Updated: Mar 31, 2020

Been a really interesting week of food… and it really has prompted the question what is the future of cooking?

I hear more and more secondary schools are cutting Food Tech, Home Economics and such like due to the courses not being ‘academic enough’.  In my opinion, secondary schools are running this subject more like a ‘cookery club’ and not always taking it seriously enough. Have we forgotten the fact that there are thousands of prospective jobs in the hospitality industry and cooking is a life long valuable skill. I feel the more I hear the more I wonder is cookery getting the credit it is due? We all like to go and out and enjoy a delicious meal in a restaurant but do we ever think about the creativity and talent behind the dish? The training and levels of skill needed to work in that kitchen?

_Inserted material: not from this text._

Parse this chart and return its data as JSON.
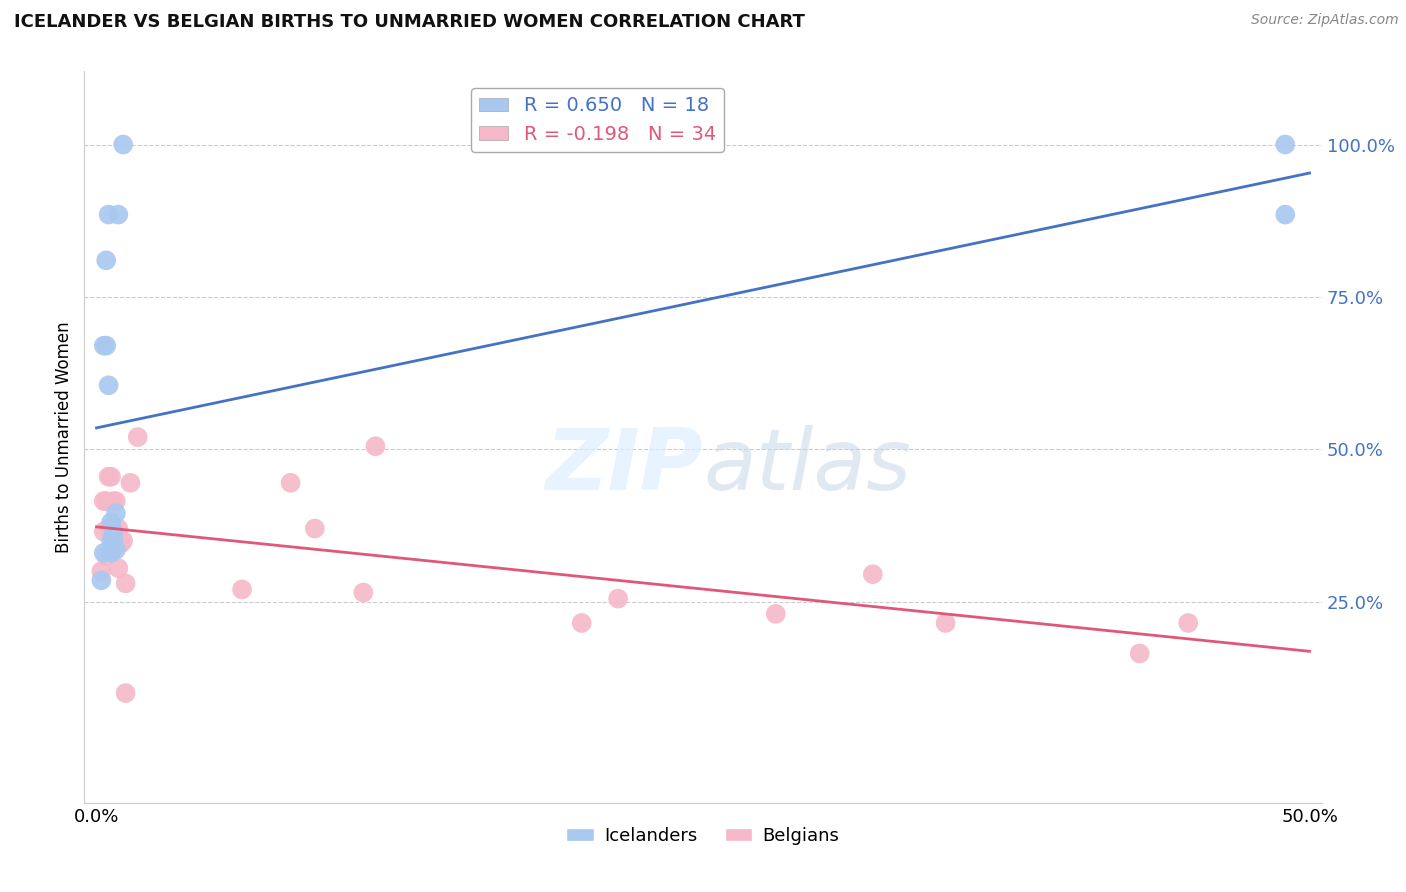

Food and Nutrition is the name of the new course for GCSE and A Level. This course is much more science based and seems to concentrate much more on the nutritional value in foods, although important maybe moving away from the practical side of cooking and baking.

“Food culture is more in our faces that it’s ever been. What was once confined to recipe books and the occasional TV show has spread across the digitised world. YouTube chefs are a thing, food blogs are an industry and Instagram foodies multiply by the day….” (Delicious Magazine – April 2017) I am glad to say I certainly am not the only one that takes a picture of everything I eat out!

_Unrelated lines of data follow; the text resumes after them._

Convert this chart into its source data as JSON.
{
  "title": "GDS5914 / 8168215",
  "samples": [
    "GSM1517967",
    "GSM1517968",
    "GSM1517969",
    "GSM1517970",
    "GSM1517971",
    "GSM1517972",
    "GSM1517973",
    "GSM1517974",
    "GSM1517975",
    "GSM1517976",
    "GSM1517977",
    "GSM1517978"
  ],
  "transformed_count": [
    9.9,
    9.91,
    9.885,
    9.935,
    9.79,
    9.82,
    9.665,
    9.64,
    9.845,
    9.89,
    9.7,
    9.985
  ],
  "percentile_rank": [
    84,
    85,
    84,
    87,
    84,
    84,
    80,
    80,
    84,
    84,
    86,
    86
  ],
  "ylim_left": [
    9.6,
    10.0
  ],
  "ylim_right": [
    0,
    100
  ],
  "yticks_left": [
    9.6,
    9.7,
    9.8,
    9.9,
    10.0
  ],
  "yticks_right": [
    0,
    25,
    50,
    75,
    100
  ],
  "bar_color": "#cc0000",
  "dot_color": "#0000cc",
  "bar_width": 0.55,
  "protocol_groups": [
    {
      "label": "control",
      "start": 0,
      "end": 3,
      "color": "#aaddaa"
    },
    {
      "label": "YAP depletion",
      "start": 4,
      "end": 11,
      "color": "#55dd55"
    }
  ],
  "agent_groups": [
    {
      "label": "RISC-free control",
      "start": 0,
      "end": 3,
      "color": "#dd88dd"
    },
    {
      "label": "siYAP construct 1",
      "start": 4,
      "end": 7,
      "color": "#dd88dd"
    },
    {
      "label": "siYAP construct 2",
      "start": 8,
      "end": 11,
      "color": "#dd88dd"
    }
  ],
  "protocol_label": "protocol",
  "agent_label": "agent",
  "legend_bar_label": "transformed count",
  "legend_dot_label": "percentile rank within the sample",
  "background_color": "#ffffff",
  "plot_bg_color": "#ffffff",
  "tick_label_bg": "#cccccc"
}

I am staggered by how many of my contemporaries confess they can’t cook. “If you can read, you can follow a recipe, which means you can cook. People somehow seem to have forgotten that”.  Are we too busy to cook? and is cookery something that is only for the weekend, when you have time or seen as a luxury to those ladies at home who have time and money on their hands? Although contradicted with the ‘Ladies that lunch’ implying they are out to eat on a regular basis.  Cooking from scratch is a life skill that should not be lost. Think of all the ideas, recipes and images you can access now for every possible combination, also box deliveries of every ingredient all weighed out in a bid to minimise work. My favourite expression is fuss free and really cooking can be just that.

Back to education and this week I had the absolute priviledge of attending Wandsworth Young Chef of the Year 2017. Now in the fourth year of this successful competition it was an evening of wonderful food and showcasing the up and coming talent in hospitality.  The dinner is generously supported by the Compass Group and South Thames College and Chefs. The proceeds from the night went to the Mayor’s Charities – Shooting Star Chase Hospice and CCHF All About Kids. I was thrilled to be involved and met some great people. This was a true example of healthy competition and bringing out the best in these local Wandsworth schools.